Leigh Ann Tuohy is the adopted mother of NFL tackle Michael Oher, the player whose story inspired the book and movie The Blind Side. And it appears that watching Sandra Bullock play her on the big screen may have given her a bit of a messiah complex.
A few days ago, Tuohy posted the photo above (and accompanying story below) on her Facebook and Instagram accounts.
We see what we want! It’s the gospel truth! These two were literally huddled over in a corner table nose to nose and the person with me said “I bet they are up to no good” well you know me… I walked over, told them to scoot over. After 10 seconds of dead silence I said so whats happening at this table? I get nothing.. I then explained it was my store and they should spill it… They showed me their phones and they were texting friends trying to scrape up $3.00 each for the high school basketball game! Well they left with smiles, money for popcorn and bus fare. We gave to STOP judging people and assuming and pigeon holing people! Don’t judge a book by its cover or however you’d like to express the sentiment! Accept others and stop seeing what you want to see!!! #LeighAnnesSundaySermon #BelieveInOthers
In spite of her efforts to paint herself as the loving white savior in this scenario, people immediately started giving her the side-eye for her lack of self awareness.
Belle Jar writer Anne Thériault opines
Leigh Anne Tuohy profiled two Black kids, invaded their privacy and interrogated them, but somehow people are behaving as if this is some kind of wonderful social justice moment.
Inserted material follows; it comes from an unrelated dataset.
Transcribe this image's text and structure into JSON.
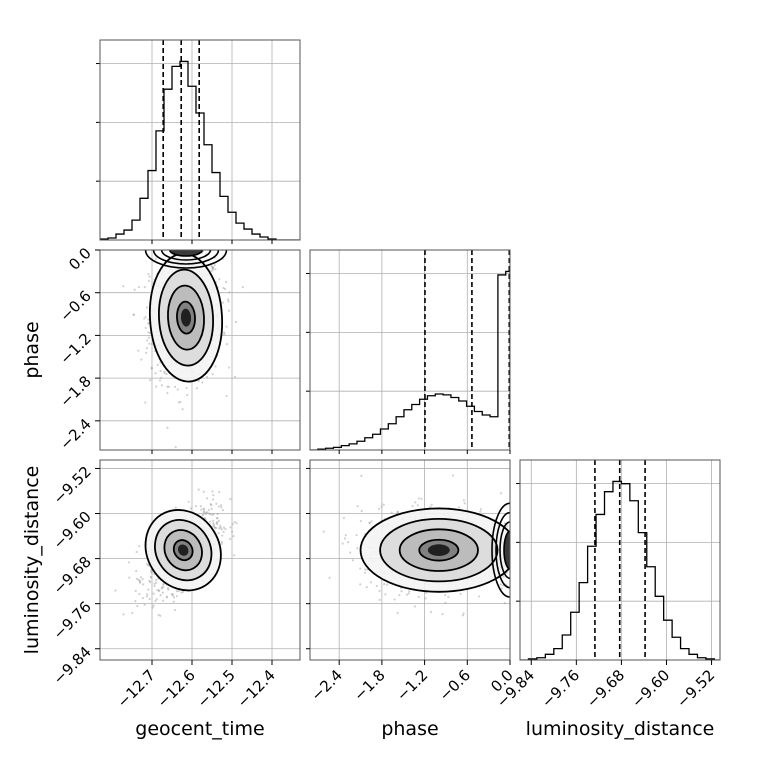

No. Not even a little. This is some f*cked up racial profiling combined with white saviourism, and it is racist as hell. Assuming that those kids were doing something bad was racist. Assuming that she could take up space at their table was racist. Insisting that they talk to her was disrespectful and racist. Wanting evidence that they weren’t up to no good was racist. Treating those boys as props to make her look good and then posting this picture publicly (and honestly, I wonder if the boys consented to that) is incredibly racist.
Also, can we talk about how problematic using the phrase “don’t judge a book by its cover” is when it comes to talking about race? First of all, it begins with the assumption that the “cover” (or in this case, skin) tells you something unappealing about the contents of the book or person. It also implies that there is something unattractive or bad about the “cover” (or, again, skin). I can’t believe that I have to say this, but: there is nothing wrong or bad about Black skin. Black skin is not unpleasant or ugly, and to imply that dark skin might devalue someone is really, really f*cked up.
Thériault and critics like her have now been validated in their skepticism, because in the last 48 hours one of the young men from the Instagram picture has come forward giving his take on the photo op.
He also explained the “deal” he made with Tuohy to pay her good deed forward.
We won’t go so far as to say that Tuohy is a racist, but it’s clear that her desire for self promotion (and epic blind spot about her own white privilege) have both seriously clouded her vision on this one.